NT: Hamlet, 2015

Oct 16, 2015 08:54

ETA: This post from tempestsarekind on the production is interesting.

I saw the livestream of the Benedict Cumberbatch Hamlet last night. I enjoyed his performance, and that of many of the other cast members. Cumberbatch was terrific at all the funny bits, by the way.

I wasn't enthralled with the production itself.

I usually like the use of non-Elizabethan costuming, and I enjoyed it here. Cumberbatch was wearing a David Bowie t-shirt at one point, though, and that distracted me, because I kept wondering what it meant (if anything...presumably something?); I suppose someone could get a paper out of that detail!

I guess distraction is the main feeling I had for parts of the play. I was tired after a long day at work, which probably contributed, but I think the way the play was staged contributed as well. The scenery was changed smoothly as the play proceeded, actors doing most of it that I could see, so I think they were going for an unbroken narrative until the moment of crisis, when Hamlet is sent to England with Rosenkrantz and Guildenstern. The unbroken narrative felt rushed to me.

At the crisis point, the struggle to capture Hamlet after he's killed Polonius turns into most of the actors running or scampering on all fours in all directions about the stage. That went on for too long, even if it was meant to symbolize societal upheaval or whatever (I'm guessing). Just after that, and before intermission, a confetti cannon blasts the stage with black confetti, resulting in a devastated landscape heaped with cinders that the actors have to scramble over for the last segment (the pirates we never get to see, the fates of Ophelia, Rosenkrantz, and Guildenstern, the gravedigger scene, and at last the final melee).

For me, despite the smooth scene changes, the play seemed to careen too quickly from soliloquy to soliloquy throughout. I had no time to catch my breath, and I found I was getting more annoyed with Hamlet's youthful waffling and whining than usual when watching this play, because there was little break from it. I was particularly irked by the way Hamlet thinks he should be the one to dictate his mother's choices and morality - that's an issue I have with the play itself, not this production.

I did like how they staged the soliloquies. The soliloquizer got a spotlight, and in the dim background, the rest of the actors moved in slow motion, as if time was passing differently for them. That looked cool and made the soliloquies seem more stream-of-consciousness.

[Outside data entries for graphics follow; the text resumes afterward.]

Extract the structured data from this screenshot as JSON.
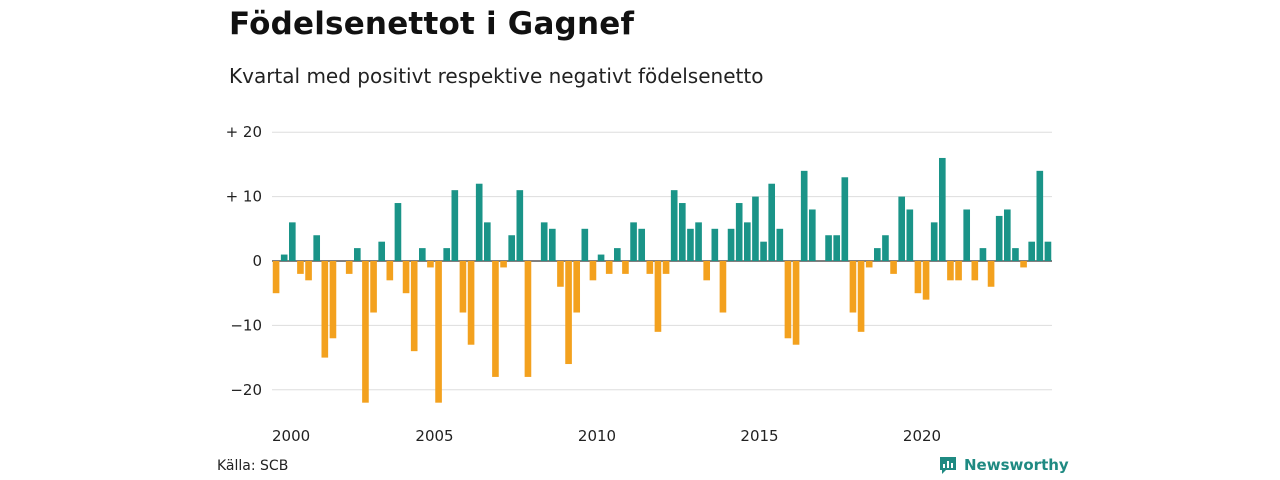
{
  "title": "Födelsenettot i Gagnef",
  "subtitle": "Kvartal med positivt respektive negativt födelsenetto",
  "source": "Källa: SCB",
  "brand": {
    "name": "Newsworthy",
    "icon": "newsworthy-logo-icon"
  },
  "colors": {
    "positive": "#1a9488",
    "negative": "#f3a11e",
    "grid": "#dddddd",
    "zero": "#333333"
  },
  "chart_data": {
    "type": "bar",
    "title": "Födelsenettot i Gagnef",
    "subtitle": "Kvartal med positivt respektive negativt födelsenetto",
    "xlabel": "",
    "ylabel": "",
    "start_year": 2000,
    "periods_per_year": 4,
    "x_ticks": [
      "2000",
      "2005",
      "2010",
      "2015",
      "2020"
    ],
    "y_ticks": [
      20,
      10,
      0,
      -10,
      -20
    ],
    "y_tick_labels": [
      "+ 20",
      "+ 10",
      "0",
      "−10",
      "−20"
    ],
    "ylim": [
      -22,
      20
    ],
    "grid": true,
    "values": [
      -5,
      1,
      6,
      -2,
      -3,
      4,
      -15,
      -12,
      0,
      -2,
      2,
      -22,
      -8,
      3,
      -3,
      9,
      -5,
      -14,
      2,
      -1,
      -22,
      2,
      11,
      -8,
      -13,
      12,
      6,
      -18,
      -1,
      4,
      11,
      -18,
      0,
      6,
      5,
      -4,
      -16,
      -8,
      5,
      -3,
      1,
      -2,
      2,
      -2,
      6,
      5,
      -2,
      -11,
      -2,
      11,
      9,
      5,
      6,
      -3,
      5,
      -8,
      5,
      9,
      6,
      10,
      3,
      12,
      5,
      -12,
      -13,
      14,
      8,
      0,
      4,
      4,
      13,
      -8,
      -11,
      -1,
      2,
      4,
      -2,
      10,
      8,
      -5,
      -6,
      6,
      16,
      -3,
      -3,
      8,
      -3,
      2,
      -4,
      7,
      8,
      2,
      -1,
      3,
      14,
      3
    ]
  }
}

I think what I was missing most, and that made the play seem disjointed to me, msotly related to Polonius, Laertes, and Ophelia. Their roles were trimmed down more than I've seen in other productions, which meant I felt less emotional connection with all of them. Polonius got comic dialogue exclusively, which gave me no handle on why Ophelia was so devastated by his death. Ophelia's romance with Hamlet wasn't really shown until Claudius and Polonius did their spies-in-the-arras thing, so I didn't get a chance to build a belief in it, or Hamlet's later massive show of grief at her death. (Of course, this is a problem with a lot of plays and even movies today: romance because proximity does not convince.) I was most satisfied with how Laertes's relationship with Ophelia was portrayed; I've always thought he was one of the most realistic of the characters. (But really, who lets their insane sister wander off on her own to drown?)

One of the best moments was silent staging. Gertrude tentatively opens Ophelia's footlocker after Ophelia has wandered off, to find it full of photographs and the camera Ophelia was carrying earlier in the play. Silently, Gertrude realizes this abandonment means trouble, and already grieving, runs offstage to find Ophelia dead. Don't abandon your hobbies! That way lies death!

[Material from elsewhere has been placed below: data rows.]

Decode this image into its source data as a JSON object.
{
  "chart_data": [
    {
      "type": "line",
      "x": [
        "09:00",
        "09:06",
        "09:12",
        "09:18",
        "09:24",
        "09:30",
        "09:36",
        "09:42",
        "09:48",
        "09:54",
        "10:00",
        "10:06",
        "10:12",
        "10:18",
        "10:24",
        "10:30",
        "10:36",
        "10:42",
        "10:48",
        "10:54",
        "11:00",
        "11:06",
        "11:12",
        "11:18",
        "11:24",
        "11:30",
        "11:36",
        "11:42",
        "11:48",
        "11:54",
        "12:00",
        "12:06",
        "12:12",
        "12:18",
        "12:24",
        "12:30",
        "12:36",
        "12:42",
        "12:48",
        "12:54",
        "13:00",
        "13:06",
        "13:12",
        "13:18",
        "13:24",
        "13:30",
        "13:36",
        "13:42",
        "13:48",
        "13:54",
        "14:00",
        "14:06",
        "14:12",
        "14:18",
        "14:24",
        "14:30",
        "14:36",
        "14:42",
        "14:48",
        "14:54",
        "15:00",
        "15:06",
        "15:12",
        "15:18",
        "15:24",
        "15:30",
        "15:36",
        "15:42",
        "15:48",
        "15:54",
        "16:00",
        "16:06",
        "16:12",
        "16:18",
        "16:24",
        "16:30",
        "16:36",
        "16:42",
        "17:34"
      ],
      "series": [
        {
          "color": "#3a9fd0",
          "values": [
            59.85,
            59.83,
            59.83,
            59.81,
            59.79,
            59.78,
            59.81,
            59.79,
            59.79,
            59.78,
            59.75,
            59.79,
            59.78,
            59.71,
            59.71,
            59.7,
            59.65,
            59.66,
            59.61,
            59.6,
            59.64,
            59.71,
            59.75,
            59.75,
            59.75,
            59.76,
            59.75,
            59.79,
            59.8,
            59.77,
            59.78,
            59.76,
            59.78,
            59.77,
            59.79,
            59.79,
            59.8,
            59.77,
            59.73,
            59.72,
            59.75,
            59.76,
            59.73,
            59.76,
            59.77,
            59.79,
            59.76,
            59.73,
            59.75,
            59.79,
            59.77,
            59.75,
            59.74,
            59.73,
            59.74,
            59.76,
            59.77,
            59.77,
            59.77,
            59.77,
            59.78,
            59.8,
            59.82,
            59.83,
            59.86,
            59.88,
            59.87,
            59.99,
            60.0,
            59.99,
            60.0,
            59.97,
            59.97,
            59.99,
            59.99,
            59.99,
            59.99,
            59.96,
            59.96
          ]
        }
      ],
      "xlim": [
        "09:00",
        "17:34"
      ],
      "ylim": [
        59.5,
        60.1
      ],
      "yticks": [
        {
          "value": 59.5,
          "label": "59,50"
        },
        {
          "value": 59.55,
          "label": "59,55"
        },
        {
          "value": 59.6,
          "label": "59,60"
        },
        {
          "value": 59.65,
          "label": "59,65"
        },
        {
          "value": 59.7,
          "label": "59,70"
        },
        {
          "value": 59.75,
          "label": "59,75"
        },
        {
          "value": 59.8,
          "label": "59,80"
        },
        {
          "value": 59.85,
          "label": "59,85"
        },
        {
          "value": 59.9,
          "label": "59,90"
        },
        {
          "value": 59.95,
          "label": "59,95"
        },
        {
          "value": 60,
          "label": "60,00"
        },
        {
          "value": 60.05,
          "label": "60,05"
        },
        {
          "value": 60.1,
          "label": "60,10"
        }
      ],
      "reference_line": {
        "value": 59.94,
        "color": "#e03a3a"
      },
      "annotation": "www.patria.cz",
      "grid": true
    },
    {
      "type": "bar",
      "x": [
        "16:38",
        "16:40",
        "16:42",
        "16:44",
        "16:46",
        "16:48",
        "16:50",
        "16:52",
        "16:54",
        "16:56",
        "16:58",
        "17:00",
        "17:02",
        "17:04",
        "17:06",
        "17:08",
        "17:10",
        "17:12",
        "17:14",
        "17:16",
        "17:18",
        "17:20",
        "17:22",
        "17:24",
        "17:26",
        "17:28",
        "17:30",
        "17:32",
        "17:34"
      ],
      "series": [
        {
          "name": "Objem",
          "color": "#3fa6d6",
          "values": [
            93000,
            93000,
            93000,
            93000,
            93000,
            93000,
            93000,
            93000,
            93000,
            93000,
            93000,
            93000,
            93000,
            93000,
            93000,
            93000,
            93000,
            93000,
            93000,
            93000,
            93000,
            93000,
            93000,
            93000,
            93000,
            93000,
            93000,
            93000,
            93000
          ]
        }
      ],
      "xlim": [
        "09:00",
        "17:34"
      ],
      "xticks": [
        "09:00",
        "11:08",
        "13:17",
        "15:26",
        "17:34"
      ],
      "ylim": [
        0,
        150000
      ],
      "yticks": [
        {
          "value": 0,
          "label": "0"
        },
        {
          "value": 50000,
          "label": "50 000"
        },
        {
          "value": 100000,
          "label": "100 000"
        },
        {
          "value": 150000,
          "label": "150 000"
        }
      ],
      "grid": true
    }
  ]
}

I'm glad I saw it. I realized I've seen this play more than any of Shakespeare's others, once live (in high school) and several filmed versions as well, and I love seeing the different ways the text can be translated. I love thinking about the staging choices and what might have been behind them.

As a side note, I have seen the David Tennant filmed version, and I liked that a lot better than this production. I will have to watch the DVD again to articulate why, but I recall there was more Polonius, Laertes, and Ophelia, and of course Patrick Stewart's Claudius was just incredible.

If you also saw it, what did you think?